Russian operatives are using a sneakier, more sophisticated version of their 2016 playbook to undermine the November election — and this time, groups inside and outside the U.S. are furthering their goal of sowing chaos.

Kremlin-backed operatives are flooding social media with fake accounts and stoking racial divisions around topics like Black Lives Matter. Articles in state-owned Russian media with millions of U.S. readers online seek to dampen Joe Biden’s appeal among progressives and echo President Donald Trump’s unsupported claims about voting fraud.

At the same time, Russian state-backed hackers are waging cyberattacks against political parties, campaigns, consultants and others tied to the U.S. elections — using more elaborate deceptions than in 2016, Microsoft said last week.

So far, the 2020 race hasn’t featured any obvious repeats of the mass hacking and dumping of confidential documents that undermined Hillary Clinton at key moments during the 2016 campaign. U.S. intelligence agencies later blamed that breach on a covert Kremlin effort to torpedo the Democratic nominee and help Trump win.

But security researchers, former intelligence officials and lawmakers now worry that the Russians may still have a hand they haven’t played.

“One thing we know that happened in 2016 was Russia, particularly with misinformation and disinformation, tried to exacerbate those divisions that we see play out in real time in America,” Senate Intelligence Vice Chair Mark Warner (D-Va.) told an audience at a cybersecurity conference last week. “I’m very, very concerned in these last 50-plus days whether Russia could try to exacerbate those kinds of racial divisions again.”

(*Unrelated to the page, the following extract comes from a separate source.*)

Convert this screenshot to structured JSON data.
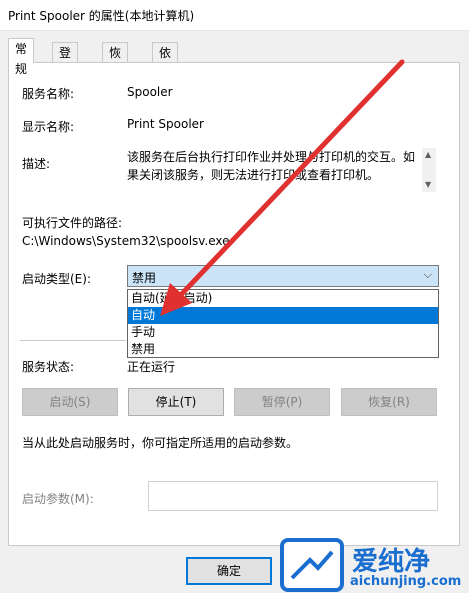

In some ways, Russia’s job is easier than it was in 2016. American, Chinese and Iranian copycats are now pumping out falsehoods likely to seed the same divisions and doubts about the legitimacy of the election, often mimicking tactics first deployed by the Kremlin.

And the biggest threat this year may be Americans themselves. Many have embraced a deluge of fringe ideas and misinformation to a degree that may dwarf those foreign efforts. Extremists in the U.S. have adopted much of Moscow’s online strategy, including creating fake online personas to pump out falsehoods. Case in point: The QAnon conspiracy theory, which alleges a plot by elite pedophiles and the “deepstate” to overthrow Trump, has gone so mainstream it’s poised to send adherents to Congress.

“The scale, scope and, most importantly, the impact of domestic disinformation is far greater than any foreign government could do to the United States,” said Graham Brookie, director of the Atlantic Council’s Digital Forensic Research Lab, which tracks online influence campaigns — and was itself the victim of recent Russian cyberattacks.